Blue and red states united

“The case has become a rare instance in which officials across the political spectrum, from Newsom to conservative state senators in Arizona, are seeking the same outcome,” adds Egelko.

“Families can no longer walk the streets of Portland, San Francisco, and Seattle in safety,” said lawyers for the 20 states [pdf], led by Idaho and Montana.

Now that the Supreme Court has agreed to hear the appeal, the case goes by title, City of Grants Pass v. Johnson. Note that the high court refused to hear an appeal of Martin v.
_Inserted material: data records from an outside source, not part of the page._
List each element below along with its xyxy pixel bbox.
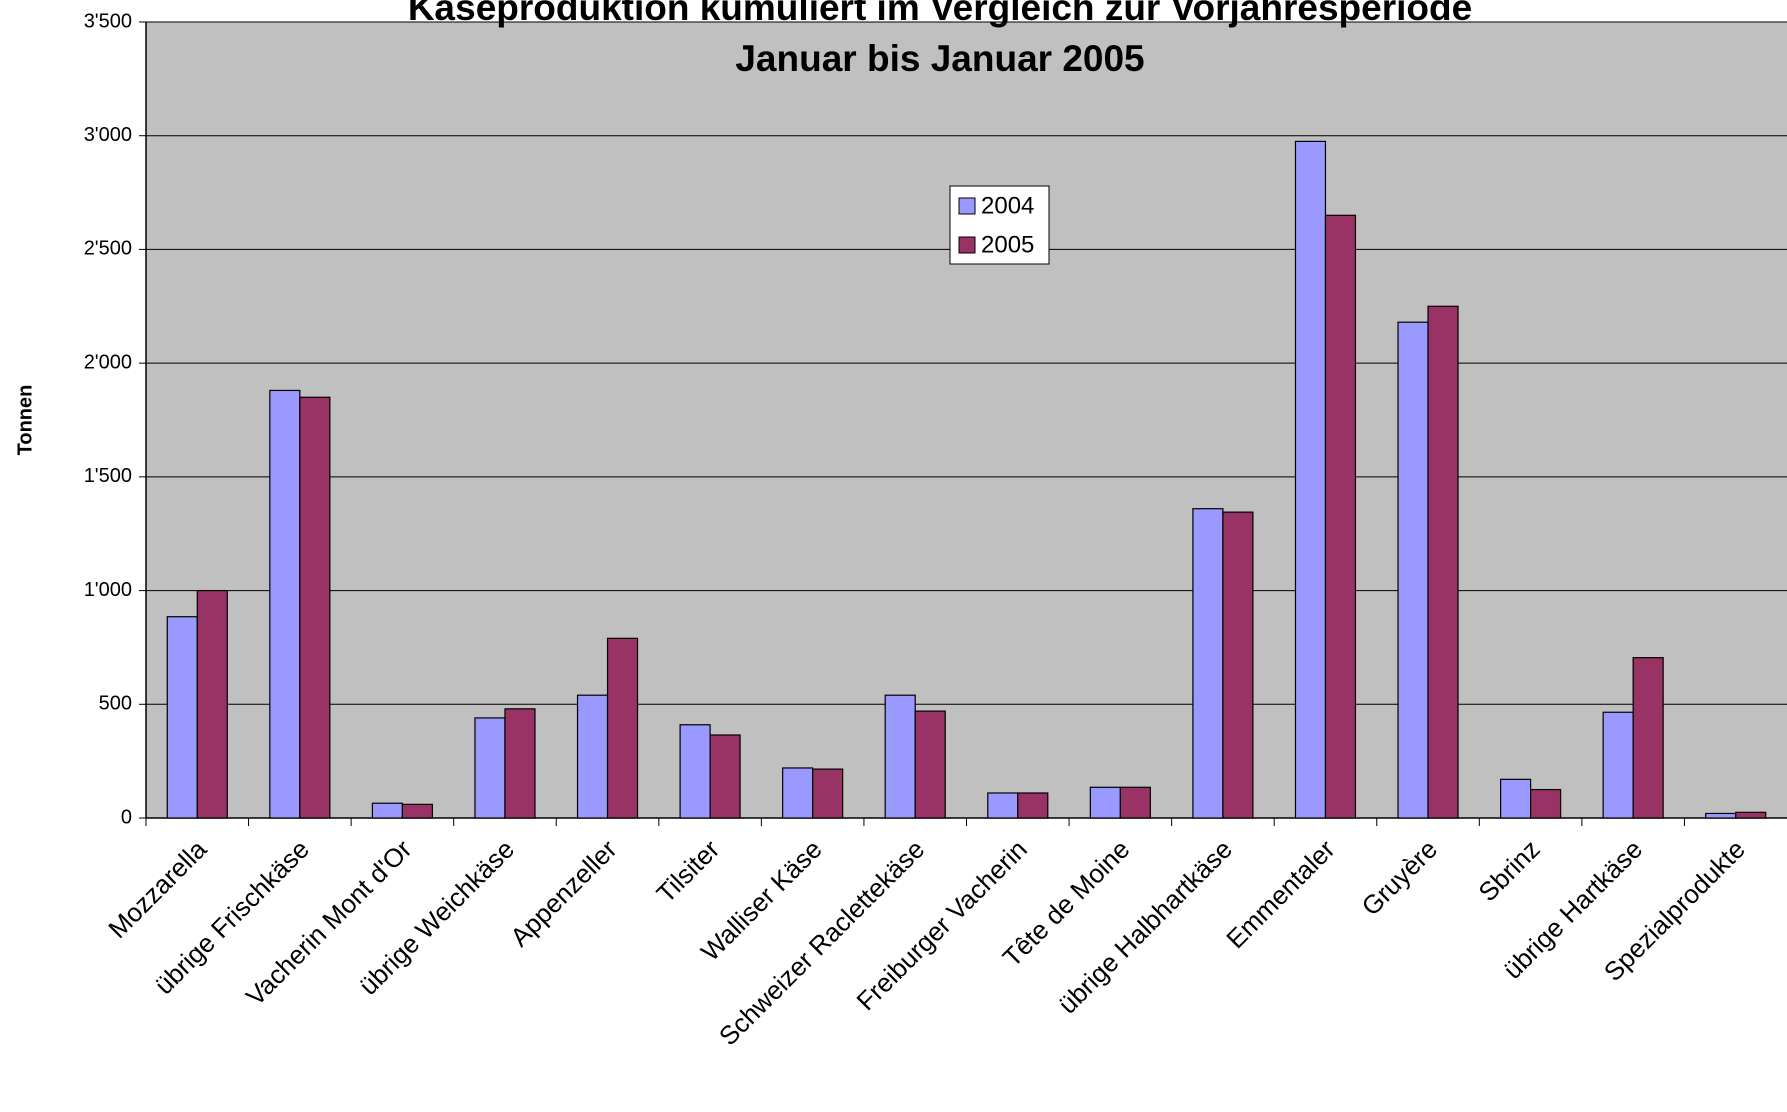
y-tick-label: 3'000 bbox=[84, 124, 132, 146]
bar bbox=[166, 616, 198, 819]
legend-swatch bbox=[958, 197, 976, 215]
y-tick-label: 3'500 bbox=[84, 10, 132, 32]
bar bbox=[1324, 214, 1357, 819]
bar bbox=[1119, 786, 1151, 819]
bar bbox=[269, 389, 301, 819]
bar bbox=[474, 717, 506, 819]
bar bbox=[1017, 792, 1049, 819]
bar bbox=[679, 724, 711, 819]
bar bbox=[299, 396, 331, 819]
bar bbox=[1294, 140, 1327, 819]
bar bbox=[812, 768, 844, 819]
x-tick-label: Emmentaler bbox=[1220, 834, 1341, 955]
bar bbox=[1089, 786, 1121, 819]
y-tick-label: 1'500 bbox=[84, 465, 132, 487]
x-tick-label: Freiburger Vacherin bbox=[851, 834, 1033, 1016]
bar bbox=[1529, 788, 1562, 819]
legend-label: 2004 bbox=[981, 192, 1034, 219]
bar bbox=[709, 734, 741, 819]
bar bbox=[1632, 657, 1664, 819]
y-tick-label: 1'000 bbox=[84, 579, 132, 601]
bar bbox=[1602, 711, 1634, 819]
y-tick-label: 2'000 bbox=[84, 351, 132, 373]
bar bbox=[1705, 812, 1737, 819]
legend-swatch bbox=[958, 236, 976, 254]
y-tick-label: 0 bbox=[121, 806, 132, 828]
x-tick-label: Appenzeller bbox=[504, 834, 623, 953]
bar bbox=[504, 708, 536, 819]
bar bbox=[1192, 508, 1224, 819]
bar bbox=[782, 767, 814, 819]
bar bbox=[606, 637, 639, 819]
y-tick-label: 2'500 bbox=[84, 238, 132, 260]
x-tick-label: übrige Halbhartkäse bbox=[1052, 834, 1238, 1020]
bar bbox=[987, 792, 1019, 819]
bar bbox=[576, 694, 609, 819]
bar bbox=[371, 802, 404, 819]
chart-subtitle: Januar bis Januar 2005 bbox=[735, 38, 1144, 79]
x-tick-label: Tilsiter bbox=[651, 834, 726, 909]
bar bbox=[1499, 778, 1532, 819]
plot-area bbox=[146, 22, 1787, 818]
x-tick-label: Mozzarella bbox=[102, 834, 212, 944]
x-tick-label: Sbrinz bbox=[1472, 834, 1545, 907]
bar bbox=[884, 694, 916, 819]
bar bbox=[1735, 811, 1767, 819]
x-tick-label: Gruyère bbox=[1356, 834, 1444, 922]
bar bbox=[1427, 305, 1459, 819]
bar bbox=[196, 589, 228, 819]
y-tick-label: 500 bbox=[99, 693, 132, 715]
bar bbox=[914, 710, 946, 819]
bar bbox=[1222, 511, 1254, 819]
y-axis-label: Tonnen bbox=[14, 385, 36, 456]
x-tick-label: Schweizer Raclettekäse bbox=[713, 834, 930, 1051]
legend-label: 2005 bbox=[981, 231, 1034, 258]
bar bbox=[401, 803, 434, 819]
bar bbox=[1397, 321, 1429, 819]
chart-title: Käseproduktion kumuliert im Vergleich zu… bbox=[408, 0, 1472, 28]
Boise in December 2019.

“It adds another high-profile case to a docket that includes abortionthe power of administrative agencies and a challenge to whether former President Donald J. Trump is eligible for Colorado’s Republican primary ballot,” reported The New York Times on January 12.

San Francisco case

“Friday’s announcement came one day after the 9th Circuit upheld a lower decision [pdf] prohibiting San Francisco from removing homeless people from the streets without first offering them shelter,” reported The Hill on January 12. 

“In Thursday’s 2-1 ruling, the court said the city was violating constitutional standards that the 9th Circuit had declared in 2018 when it said Boise, Idaho, could not make it a crime to sleep on a public street or sidewalk when shelters are not available,” reported Egelko for the Chronicle on Jan. 11 on the case, Coalition on Homelessness v. City and County of San Francisco.